月別アーカイブ: 2016年5月

雑草の話12(ナガミヒナゲシのこと)

インターネットはクイズの答えや、大まかな情報を調べるには大変便利なのですが、時折怪しい情報がさも真実のように拡散されていて非常に危うい感じを抱きます。今回は、ナガミヒナゲシという雑草について書かれていた記事を考えてみようと思います。

Facebookの記事から

たまたま見ていたら、下のような写真が掲載されていました。

ナガミヒナゲシそもそも、ナガミヒナゲシが危険外来植物という定義は何の根拠も無い話で、こういうのがネットの怖いところだと思います。確かに、最近よく目にする雑草ですが、人間は慣れてしまえばその景色をそのまま受け入れてしまうように出来ています。例えば、一時目の敵にされていたセイタカアワダチソウなど。

記事の内容を読んでみる

アレロパシー(植物から放出される物質の総称)の話についても、実験室レベルでいくら他の植物の成長を阻害する物質が多いとしても、実際の自然レベルでも影響を及ぼすかと言われれば否ということになります。実際、ナガミヒナゲシの周囲にも多くの雑草が普通に成長しています。

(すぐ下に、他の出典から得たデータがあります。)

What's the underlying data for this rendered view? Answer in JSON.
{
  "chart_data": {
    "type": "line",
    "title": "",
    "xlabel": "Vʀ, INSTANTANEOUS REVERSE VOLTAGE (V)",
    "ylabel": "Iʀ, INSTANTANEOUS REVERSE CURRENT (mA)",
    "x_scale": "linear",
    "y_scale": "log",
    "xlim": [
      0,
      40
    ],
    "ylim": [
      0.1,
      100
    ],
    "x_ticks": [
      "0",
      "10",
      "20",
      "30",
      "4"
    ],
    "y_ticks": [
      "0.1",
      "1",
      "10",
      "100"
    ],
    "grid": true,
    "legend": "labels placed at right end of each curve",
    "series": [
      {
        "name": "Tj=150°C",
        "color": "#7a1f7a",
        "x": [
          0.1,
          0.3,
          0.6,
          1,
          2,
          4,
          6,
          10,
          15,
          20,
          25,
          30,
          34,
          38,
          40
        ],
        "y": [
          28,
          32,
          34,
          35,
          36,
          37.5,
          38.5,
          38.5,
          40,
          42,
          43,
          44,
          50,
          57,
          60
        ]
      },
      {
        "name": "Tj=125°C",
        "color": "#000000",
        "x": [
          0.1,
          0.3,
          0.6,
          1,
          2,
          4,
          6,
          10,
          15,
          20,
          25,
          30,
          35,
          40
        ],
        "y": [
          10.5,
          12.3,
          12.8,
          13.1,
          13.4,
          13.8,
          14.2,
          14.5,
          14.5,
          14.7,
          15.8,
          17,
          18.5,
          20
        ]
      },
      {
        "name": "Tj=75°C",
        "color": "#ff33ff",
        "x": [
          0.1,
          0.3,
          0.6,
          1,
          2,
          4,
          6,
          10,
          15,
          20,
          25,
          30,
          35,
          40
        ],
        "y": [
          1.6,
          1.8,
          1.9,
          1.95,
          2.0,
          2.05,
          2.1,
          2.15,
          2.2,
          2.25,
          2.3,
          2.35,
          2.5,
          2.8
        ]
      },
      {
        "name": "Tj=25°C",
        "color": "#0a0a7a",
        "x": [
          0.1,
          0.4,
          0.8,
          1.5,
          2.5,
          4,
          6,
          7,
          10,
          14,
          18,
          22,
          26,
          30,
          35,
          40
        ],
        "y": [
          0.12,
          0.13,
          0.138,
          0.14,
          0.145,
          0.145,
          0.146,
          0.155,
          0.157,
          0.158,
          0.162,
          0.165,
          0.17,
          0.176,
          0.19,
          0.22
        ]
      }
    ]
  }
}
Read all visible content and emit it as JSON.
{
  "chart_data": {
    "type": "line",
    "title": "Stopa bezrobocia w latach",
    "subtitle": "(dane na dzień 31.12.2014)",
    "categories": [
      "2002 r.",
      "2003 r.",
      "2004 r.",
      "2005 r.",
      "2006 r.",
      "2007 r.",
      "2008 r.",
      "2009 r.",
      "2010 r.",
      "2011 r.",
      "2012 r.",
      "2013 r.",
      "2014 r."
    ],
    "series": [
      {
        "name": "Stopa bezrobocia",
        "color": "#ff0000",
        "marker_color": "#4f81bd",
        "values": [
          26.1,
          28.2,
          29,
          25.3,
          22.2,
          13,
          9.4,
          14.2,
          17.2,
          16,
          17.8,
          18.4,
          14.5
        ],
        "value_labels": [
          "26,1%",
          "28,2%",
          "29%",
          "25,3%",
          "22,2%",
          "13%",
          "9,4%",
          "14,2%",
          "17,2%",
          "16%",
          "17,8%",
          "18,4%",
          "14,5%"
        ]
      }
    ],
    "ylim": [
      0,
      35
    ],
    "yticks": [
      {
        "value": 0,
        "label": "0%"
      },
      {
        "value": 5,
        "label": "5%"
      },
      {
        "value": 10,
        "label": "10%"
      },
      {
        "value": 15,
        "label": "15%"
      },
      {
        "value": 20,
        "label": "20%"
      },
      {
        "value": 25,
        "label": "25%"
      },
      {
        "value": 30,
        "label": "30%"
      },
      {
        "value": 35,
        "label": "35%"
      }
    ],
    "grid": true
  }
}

ナガミヒナゲシ(山元町)仮にナガミヒナゲシがアレロパシーを放出し、周囲の植物を駆逐するのであれば日本中、ナガミヒナゲシに覆われてしまうことになります。1種類の植物が自然条件下で覆い尽くすという現象はあり得ません。例えば、ゴルフ場の芝生は人間が管理することによって芝生の景色を維持しています。

それから、植物は多かれ少なかれ様々な阻害物質を出したり中に持っていたりするのですが、土壌に吸着されたり、雨に流されたりします。そんな植物があった ら、他の雑草もどんどん消えていき除草剤も1種類だけが対象となるから開発も楽になる訳ですが‥現実はどうでしょうか?ホームセンターの棚を見れば様々な除草剤が置いてあります。

外来と在来

これだけ人とモノの往来が激しい時代に外来とか在来という線引きは益々難しくなっていくと思います。雑草に国境がある訳じゃないし、野菜だって海外から持ち込んでいるものがほとんどです。純日本産の野菜はわさびとわずか数種くらいしか無いという話もあります。

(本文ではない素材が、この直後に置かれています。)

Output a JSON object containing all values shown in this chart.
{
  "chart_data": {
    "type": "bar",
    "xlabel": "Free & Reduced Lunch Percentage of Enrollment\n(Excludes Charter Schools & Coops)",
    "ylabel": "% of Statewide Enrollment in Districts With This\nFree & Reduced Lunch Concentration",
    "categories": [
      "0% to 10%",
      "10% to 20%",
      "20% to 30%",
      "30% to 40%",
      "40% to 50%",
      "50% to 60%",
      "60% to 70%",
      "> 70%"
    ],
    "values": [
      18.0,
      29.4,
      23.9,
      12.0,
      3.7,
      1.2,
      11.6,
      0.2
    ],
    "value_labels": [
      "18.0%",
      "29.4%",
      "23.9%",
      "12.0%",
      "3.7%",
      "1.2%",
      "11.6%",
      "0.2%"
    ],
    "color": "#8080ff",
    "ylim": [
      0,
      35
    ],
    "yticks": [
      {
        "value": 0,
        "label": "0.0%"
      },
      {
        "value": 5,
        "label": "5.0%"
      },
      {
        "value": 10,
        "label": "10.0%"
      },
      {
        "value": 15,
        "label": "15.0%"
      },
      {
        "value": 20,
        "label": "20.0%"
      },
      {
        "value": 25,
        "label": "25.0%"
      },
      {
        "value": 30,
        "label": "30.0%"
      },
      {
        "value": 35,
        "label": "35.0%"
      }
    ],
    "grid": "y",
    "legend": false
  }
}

ナガミヒナゲシの花様々な分類はあると思いますが、明治時代を境に「在来種」と「外来種」に分けられているようです。明治時代といっても今から100年くらい前ですから、人間にとっては非常に長い時間であっても地球のレベルから考えればほんの一瞬です。

そのような定義で分けられている植物に一喜一憂するのはどうかなと思います。結局は人間の生活・移動に伴った結果なので何も雑草が好んで拡大している訳ではありません。

自然と雑草

また、アレロパシーの話に戻ると、検定方法として雑草を寒天に植えてそこにレタスの種をまき、レタスの根の長さを調査するというものがあります。レタスの 根の成長を著しく阻害すれば、雑草に阻害物質が多く含まれているという発想です。

確かに、目で見れば分かるし室内で行う実験としては良く出来ているのですが、それがそのまま自然に当てはまりません。自然はそこまで単純化出来ないし、単純化できないから上手く回っているとも言えます。

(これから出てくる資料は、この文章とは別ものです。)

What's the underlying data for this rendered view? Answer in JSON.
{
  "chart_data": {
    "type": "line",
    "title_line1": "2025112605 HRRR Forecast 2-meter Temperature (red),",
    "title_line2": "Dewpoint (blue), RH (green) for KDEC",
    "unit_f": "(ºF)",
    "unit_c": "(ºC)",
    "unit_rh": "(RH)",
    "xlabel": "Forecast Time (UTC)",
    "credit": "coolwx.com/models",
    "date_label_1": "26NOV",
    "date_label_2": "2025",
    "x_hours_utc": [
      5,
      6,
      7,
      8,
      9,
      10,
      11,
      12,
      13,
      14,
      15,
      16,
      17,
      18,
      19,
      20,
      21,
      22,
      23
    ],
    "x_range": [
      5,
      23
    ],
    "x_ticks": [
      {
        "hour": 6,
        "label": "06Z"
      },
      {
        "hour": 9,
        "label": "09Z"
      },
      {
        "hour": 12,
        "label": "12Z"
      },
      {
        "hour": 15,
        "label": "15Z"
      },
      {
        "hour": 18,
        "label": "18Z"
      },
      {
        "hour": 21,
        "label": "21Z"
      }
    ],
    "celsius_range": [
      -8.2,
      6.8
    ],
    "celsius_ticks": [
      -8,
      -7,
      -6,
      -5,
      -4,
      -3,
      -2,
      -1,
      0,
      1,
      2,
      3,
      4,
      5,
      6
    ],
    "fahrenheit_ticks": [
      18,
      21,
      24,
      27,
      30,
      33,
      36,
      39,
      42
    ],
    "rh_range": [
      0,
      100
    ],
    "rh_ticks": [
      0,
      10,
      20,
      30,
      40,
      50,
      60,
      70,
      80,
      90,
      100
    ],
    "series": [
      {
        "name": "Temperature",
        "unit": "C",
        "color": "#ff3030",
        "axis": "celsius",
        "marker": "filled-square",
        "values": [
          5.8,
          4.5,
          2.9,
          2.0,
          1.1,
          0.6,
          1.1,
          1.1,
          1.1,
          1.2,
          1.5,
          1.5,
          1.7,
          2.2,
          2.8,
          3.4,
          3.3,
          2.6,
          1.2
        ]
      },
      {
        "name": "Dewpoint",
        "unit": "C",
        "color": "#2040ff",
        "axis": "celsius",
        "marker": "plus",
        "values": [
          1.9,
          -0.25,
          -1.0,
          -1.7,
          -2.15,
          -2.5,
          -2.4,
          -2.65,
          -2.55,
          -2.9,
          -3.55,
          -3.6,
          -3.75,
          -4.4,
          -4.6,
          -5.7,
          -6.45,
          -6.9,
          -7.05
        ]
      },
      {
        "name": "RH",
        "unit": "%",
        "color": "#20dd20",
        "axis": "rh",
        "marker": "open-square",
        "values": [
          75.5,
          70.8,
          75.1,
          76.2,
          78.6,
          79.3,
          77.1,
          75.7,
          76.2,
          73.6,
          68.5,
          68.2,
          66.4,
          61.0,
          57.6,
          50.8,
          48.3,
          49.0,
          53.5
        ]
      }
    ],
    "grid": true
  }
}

1+1が必ず2になる自然だったら、とっくの昔に環境はもっとぐちゃぐちゃになっていたと思います。大きな震災や公害にもどうにか耐えてこれたのは複雑な部分や、多様性があればこそだと思います。

1本の草を目の敵にして取り除いたところで、大河に醤油を一滴たらした程度の影響も無いと思いま す。もしくは、水素水と呼ばれるただの水にご加護を求めるようなむなしいものかもしれません。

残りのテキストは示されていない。